Nada, salvo el cielo verde.

—¡Entonces, éste es el borde del mundo! — exclamó. Criseya no respondió. Corrió delante, mirando por sobre el borde del acantilado, deteniéndose a cada rato por un breve instante, para examinarlo.

— Unos sesenta metros más allá — le dijo —. Detrás de esos árboles que crecen sobre el precipicio.

Y echó a correr a toda prisa, con él detrás Al mismo tiempo, un gworl surgió de entre los arbustos que crecían en el borde interior de la colina. Se volvió para lanzar un grito hacia sus compañeros, avisándoles, sin duda que había encontrado a los fugitivos; enseguida ataco sin esperarlos.

Wolff corrió hacia él. Al ver que el monstruo levantaba el cuchillo para arrojárselo, le lanzó el cuerno Eso tomó al gworl por sorpresa; o tal vez le cegó la luz reflejada por el metal. Cualquiera fuese la causa esa vacilación bastó para que Wolff tomara ventaja Se echo contra él, aprovechando el momento en que el gworl se agachaba, extendiendo la mano para recoger el cuerno. Los grandes dedos peludos se curvaron en torno al instrumento, y la criatura soltó un grito de placer: entonces, Wolff cayó sobre él. Lanzó una puñalada hacia el vientre redondo; el contrincante levantó su propio puñal, y las dos hojas se cruzaron.

Wolff, perdido el primer ataque, sintió deseos de echar a correr. Aquel monstruo era indudablemente diestro en la lucha a cuchillo. Él, por su parte, conocía bastante bien la esgrima, y nunca había dejado de practicarla, pero había mucha diferencia entre un duelo a estoque y los sucios cuchillazos cuerpo a cuerpo. De cualquier modo, no podía abandonar. En primer lugar, el gworl le mataría arrojándole el cuchillo a la espalda antes de que diera cuatro pasos. Por otra parte, allí estaba el cuerno, sujeto en la garra izquierda de su enemigo, y él no podía abandonarlo.

El gworl sonrió, comprendiendo que Wolff estaba en muy mala posición. La mueca dejó al descubierto sus caninos superiores, largos, húmedos, amarillos y agudos. Con ellos, el cuchillo resultaba casi innecesario.

Algo pasó velozmente junto a Wolff, algo de color pardo dorado, con largos cabellos listados en negro y cobre. El gworl abrió los ojos e hizo ademán de volverse a un lado. La punta de una estaca, despojada de hojas y corteza, se le clavó en el pecho. Criseya sostenía el otro extremo.
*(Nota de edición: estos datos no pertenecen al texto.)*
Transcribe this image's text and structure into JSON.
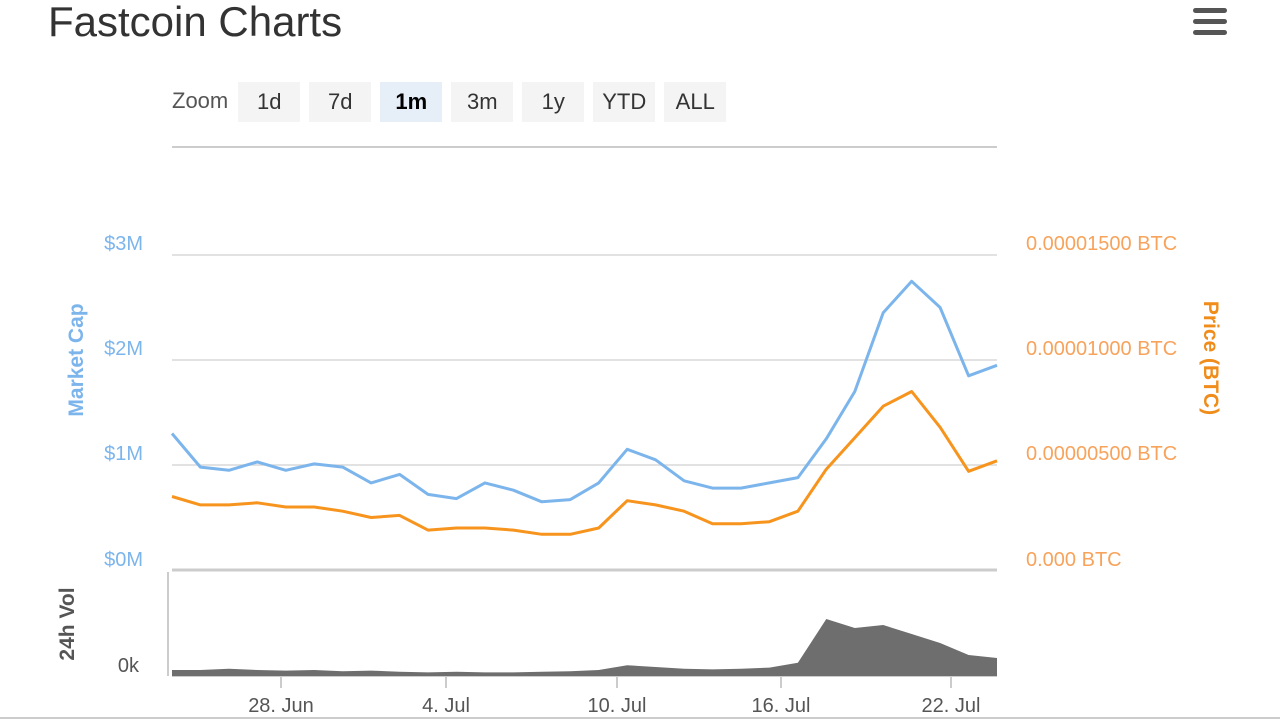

Había corrido a toda velocidad, sosteniendo la rama en alto como una garrocha, pero en el momento de golpear la había bajado; así hirió a la criatura con un impulso lo bastante fuerte como para tumbaría hacia atrás. Soltó el cuerno, pero el cuchillo siguió firme en la otra mano.

Wolff, con un salto hacia delante, hundió hasta el mango su cuchillo entre las dos protuberancias cartilaginosas, en el cuello del gworl. Allí los músculos eran gruesos y duros, pero no lo bastante como para rechazar la hoja, que sólo se detuvo al herir la tráquea.

Wolff entregó a Criseya el puñal del gworl.

—¡Toma, aquí tienes!

Ella lo aceptó, pero parecía estar paralizada por la impresión. Wolff la abofeteó con fuerza, hasta lograr que la expresión volviera a sus ojos.

—¡Estuviste muy bien! — le dijo —. ¿O preferirías que hubiese muerto yo en su lugar?